Since nothing was happening there, we decided to head back until we passed Willow Springs.

 And this was running....

All that I can say is that this car is bad ass....


I will have some shop stuff to post soon.....I promise



Thursday, May 26, 2011

Hazard Pay...

I was in Topeka, Kansas over the weekend on a business for my day job.  On Saturday, some nasty storms rolled through, so we thought it would be a good idea to try our hand at storm chasing.  I never could imgane the power that these things have.




My thoughts go out to the residents of Joplin, Mo.

Tuesday, May 24, 2011

Fixed....

#406 is back up and working.  Yeah!   It turned out to be the power supply. 

The power supply, (technically, just a step down transformer) takes 125V input and steps it down to 5v and 12v.  All of the driver boards and essentially the brains of the machine run on 12v.  What was happening was that when the machine was turned on, the screen would turn on but not display anything.  Nothing happened when I pushed the start button to jog the axis motors either.  When I opened up the control panel, none of the lights where flashing on the control boards.  So while searching on cnczone.com, apparently I was not the only one having issues with no power to the control boards.  Several of the posts gave very detailed information regarding the process of diagnosing the power supply problem.  Thanks cnczone!

I called up MEGA CNC in North Royalton, Ohio to inquire about a replacement.  MEGA is the area FADAL certified replacment parts dealer.  I have dealt with them before about a year ago.  They are extremely helpful and usually have the parts in stock.  According to their service tech, my machine is so old that they do not offer an exact replacement.  They had power supplies out of newer style machines that would work, but they required an additional starter button to be wired in.  This is the "green button" located by the main power disconnect.  They offered to help anyway they can as well as provide the necassary wiring diagrams.

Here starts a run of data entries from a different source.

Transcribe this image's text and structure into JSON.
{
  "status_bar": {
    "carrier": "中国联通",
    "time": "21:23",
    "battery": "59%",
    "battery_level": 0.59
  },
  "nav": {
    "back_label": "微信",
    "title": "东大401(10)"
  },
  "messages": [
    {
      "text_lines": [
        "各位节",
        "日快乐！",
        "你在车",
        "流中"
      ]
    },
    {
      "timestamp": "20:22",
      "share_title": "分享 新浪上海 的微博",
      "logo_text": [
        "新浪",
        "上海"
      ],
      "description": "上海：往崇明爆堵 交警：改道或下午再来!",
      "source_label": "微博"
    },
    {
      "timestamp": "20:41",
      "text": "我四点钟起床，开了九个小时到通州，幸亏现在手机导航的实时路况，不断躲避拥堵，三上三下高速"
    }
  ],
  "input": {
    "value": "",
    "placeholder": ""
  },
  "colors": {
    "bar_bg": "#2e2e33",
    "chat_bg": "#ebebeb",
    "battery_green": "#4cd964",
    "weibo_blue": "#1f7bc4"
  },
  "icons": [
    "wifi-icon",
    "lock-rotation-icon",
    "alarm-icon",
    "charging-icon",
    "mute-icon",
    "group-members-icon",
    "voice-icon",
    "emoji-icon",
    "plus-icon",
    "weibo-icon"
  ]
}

After talking to MEGA, I noticed a phone number on the front of the old power supply for Tri-Mag.  So, I called.  I talked to Lourie and explained my issue.  She new exactly what I was talking about and had their factory build me the exact replacement.  I got it yesterday and promptly installed.  All said and done, it took me about 15 minutes to install and ended up being 1/3 the price of the "not so diret fit" option.


Old on the left, new on the right...
Now, back to making chips....

Tuesday, May 17, 2011

Why???

It seems like everytime I puruse though craigslist, I end up buying something....


like I need another project...

Hopefully, my nephews will find it enjoyable.